E Ryberg, N. Larsson, S Sjögren … (2007)

The endocannabinoid system functions through two well characterized receptor systems, the CB1 and CB2 receptors. Work by a number of groups in recent years has provided evidence that the system is more complicated and additional receptor types should exist to explain ligand activity in a number of physiological processes. Cells transfected with the human cDNA for GPR55 were tested for their ability to bind and to mediate GTPgammaS binding by cannabinoid ligands. Using an antibody and peptide blocking approach, the nature of the G-protein coupling was determined and further demonstrated by measuring activity of downstream signalling pathways. We demonstrate that GPR55 binds to and is activated by the cannabinoid ligand CP55940. In addition endocannabinoids including anandamide and virodhamine activate GTPgammaS binding via GPR55 with nM potencies.
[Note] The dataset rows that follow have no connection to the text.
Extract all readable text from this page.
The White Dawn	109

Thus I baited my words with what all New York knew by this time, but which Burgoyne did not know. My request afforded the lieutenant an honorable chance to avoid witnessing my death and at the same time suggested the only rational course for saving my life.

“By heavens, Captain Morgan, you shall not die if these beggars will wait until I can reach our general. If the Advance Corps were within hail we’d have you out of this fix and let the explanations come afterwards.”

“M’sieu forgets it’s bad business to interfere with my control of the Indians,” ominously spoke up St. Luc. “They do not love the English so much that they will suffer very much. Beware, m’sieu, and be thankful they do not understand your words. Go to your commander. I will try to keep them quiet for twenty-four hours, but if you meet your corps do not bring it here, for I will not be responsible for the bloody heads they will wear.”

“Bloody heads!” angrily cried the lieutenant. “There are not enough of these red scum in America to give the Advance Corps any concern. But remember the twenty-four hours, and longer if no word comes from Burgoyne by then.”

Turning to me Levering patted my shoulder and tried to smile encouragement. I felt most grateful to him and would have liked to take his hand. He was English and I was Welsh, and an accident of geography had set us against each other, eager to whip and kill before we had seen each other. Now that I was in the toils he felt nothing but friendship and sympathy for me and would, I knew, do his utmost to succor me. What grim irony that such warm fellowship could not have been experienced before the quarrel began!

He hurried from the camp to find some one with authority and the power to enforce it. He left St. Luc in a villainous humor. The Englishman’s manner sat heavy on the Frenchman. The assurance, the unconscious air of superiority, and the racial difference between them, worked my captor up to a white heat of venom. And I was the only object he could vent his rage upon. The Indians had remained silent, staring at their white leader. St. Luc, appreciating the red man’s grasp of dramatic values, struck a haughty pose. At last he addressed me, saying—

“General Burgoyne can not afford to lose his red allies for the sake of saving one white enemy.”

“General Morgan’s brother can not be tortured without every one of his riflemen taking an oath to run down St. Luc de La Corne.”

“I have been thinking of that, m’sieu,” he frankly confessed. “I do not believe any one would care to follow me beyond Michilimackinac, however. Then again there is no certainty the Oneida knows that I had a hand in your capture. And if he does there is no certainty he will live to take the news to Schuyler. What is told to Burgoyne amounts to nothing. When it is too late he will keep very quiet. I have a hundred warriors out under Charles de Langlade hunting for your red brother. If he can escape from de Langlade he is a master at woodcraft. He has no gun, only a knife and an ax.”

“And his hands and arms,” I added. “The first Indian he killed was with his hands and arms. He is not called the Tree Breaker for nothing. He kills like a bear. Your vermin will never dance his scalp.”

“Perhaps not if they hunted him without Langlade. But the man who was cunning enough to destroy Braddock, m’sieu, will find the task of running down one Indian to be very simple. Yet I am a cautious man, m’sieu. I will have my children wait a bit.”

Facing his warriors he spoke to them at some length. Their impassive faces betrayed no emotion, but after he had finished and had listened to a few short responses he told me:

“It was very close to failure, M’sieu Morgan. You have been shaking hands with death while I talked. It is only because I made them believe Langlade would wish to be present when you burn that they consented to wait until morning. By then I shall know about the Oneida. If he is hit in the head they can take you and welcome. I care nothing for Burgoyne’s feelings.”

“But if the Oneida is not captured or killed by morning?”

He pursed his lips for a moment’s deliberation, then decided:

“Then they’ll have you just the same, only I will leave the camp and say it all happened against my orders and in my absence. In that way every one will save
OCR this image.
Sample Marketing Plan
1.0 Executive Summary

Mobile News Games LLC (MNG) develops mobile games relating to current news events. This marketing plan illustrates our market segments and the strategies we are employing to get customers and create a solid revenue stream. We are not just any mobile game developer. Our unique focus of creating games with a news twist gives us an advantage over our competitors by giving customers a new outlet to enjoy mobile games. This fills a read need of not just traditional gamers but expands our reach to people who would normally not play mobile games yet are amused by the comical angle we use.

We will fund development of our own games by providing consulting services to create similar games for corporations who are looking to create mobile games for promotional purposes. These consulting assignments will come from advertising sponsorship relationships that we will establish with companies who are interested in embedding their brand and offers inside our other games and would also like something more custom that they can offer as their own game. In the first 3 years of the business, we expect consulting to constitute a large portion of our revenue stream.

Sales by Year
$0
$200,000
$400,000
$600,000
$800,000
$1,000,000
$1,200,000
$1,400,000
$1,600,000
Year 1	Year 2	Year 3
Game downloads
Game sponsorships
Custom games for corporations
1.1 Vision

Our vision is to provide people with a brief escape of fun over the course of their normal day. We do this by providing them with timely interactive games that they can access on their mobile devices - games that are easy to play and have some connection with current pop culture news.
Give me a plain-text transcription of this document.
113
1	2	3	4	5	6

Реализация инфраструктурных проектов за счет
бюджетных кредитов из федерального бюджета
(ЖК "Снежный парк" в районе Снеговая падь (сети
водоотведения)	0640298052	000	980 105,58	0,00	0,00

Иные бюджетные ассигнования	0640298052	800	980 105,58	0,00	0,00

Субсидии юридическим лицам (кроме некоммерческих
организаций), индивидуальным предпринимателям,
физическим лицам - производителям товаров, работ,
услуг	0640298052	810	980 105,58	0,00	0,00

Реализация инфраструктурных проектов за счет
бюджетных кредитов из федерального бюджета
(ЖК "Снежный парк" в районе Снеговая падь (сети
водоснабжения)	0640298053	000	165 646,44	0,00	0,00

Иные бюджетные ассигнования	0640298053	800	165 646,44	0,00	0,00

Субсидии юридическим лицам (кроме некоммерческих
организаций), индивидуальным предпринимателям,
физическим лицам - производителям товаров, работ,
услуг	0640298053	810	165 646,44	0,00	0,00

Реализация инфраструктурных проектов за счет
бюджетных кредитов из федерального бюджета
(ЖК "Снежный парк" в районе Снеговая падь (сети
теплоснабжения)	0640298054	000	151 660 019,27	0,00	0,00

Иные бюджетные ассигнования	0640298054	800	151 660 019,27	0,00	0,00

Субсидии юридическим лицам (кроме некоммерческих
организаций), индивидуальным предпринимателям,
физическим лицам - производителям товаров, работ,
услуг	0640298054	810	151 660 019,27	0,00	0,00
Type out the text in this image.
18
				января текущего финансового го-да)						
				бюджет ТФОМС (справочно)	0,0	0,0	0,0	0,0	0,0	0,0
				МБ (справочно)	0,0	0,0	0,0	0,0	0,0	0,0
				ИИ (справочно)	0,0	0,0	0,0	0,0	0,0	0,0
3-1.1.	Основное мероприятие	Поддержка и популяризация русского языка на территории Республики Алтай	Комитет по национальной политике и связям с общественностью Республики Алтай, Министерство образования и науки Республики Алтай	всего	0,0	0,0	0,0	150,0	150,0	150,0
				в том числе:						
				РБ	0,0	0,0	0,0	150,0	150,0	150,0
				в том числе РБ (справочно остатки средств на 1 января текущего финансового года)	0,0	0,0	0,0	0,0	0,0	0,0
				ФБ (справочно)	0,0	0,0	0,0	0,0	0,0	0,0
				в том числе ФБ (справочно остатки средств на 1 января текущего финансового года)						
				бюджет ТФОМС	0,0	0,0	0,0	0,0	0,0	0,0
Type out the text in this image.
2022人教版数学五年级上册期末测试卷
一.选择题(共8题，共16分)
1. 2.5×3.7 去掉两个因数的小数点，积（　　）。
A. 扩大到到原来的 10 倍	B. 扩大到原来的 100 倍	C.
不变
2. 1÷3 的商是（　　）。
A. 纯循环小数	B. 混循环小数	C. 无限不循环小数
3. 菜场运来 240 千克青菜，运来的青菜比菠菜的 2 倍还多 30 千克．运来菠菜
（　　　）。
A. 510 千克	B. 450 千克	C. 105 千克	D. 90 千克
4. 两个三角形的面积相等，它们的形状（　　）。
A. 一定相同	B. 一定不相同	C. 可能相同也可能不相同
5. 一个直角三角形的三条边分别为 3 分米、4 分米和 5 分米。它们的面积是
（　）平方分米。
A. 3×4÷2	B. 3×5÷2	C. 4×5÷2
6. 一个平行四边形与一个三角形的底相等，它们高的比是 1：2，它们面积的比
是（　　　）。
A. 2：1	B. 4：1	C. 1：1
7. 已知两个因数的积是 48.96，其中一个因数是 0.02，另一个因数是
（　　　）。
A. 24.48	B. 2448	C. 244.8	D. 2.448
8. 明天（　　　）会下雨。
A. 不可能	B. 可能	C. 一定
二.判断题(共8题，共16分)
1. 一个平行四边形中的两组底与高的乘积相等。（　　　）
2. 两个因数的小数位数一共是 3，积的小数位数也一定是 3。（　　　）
Ligands such as cannabidiol and abnormal cannabidiol which exhibit no CB1 or CB2 activity and are believed to function at a novel cannabinoid receptor, also showed activity at GPR55. GPR55 couples to Galpha13 and can mediate activation of rhoA, cdc42 and rac1. These data suggest that GPR55 is a novel cannabinoid receptor, and its ligand profile with respect to CB1 and CB2 described here will permit delineation of its physiological function(s).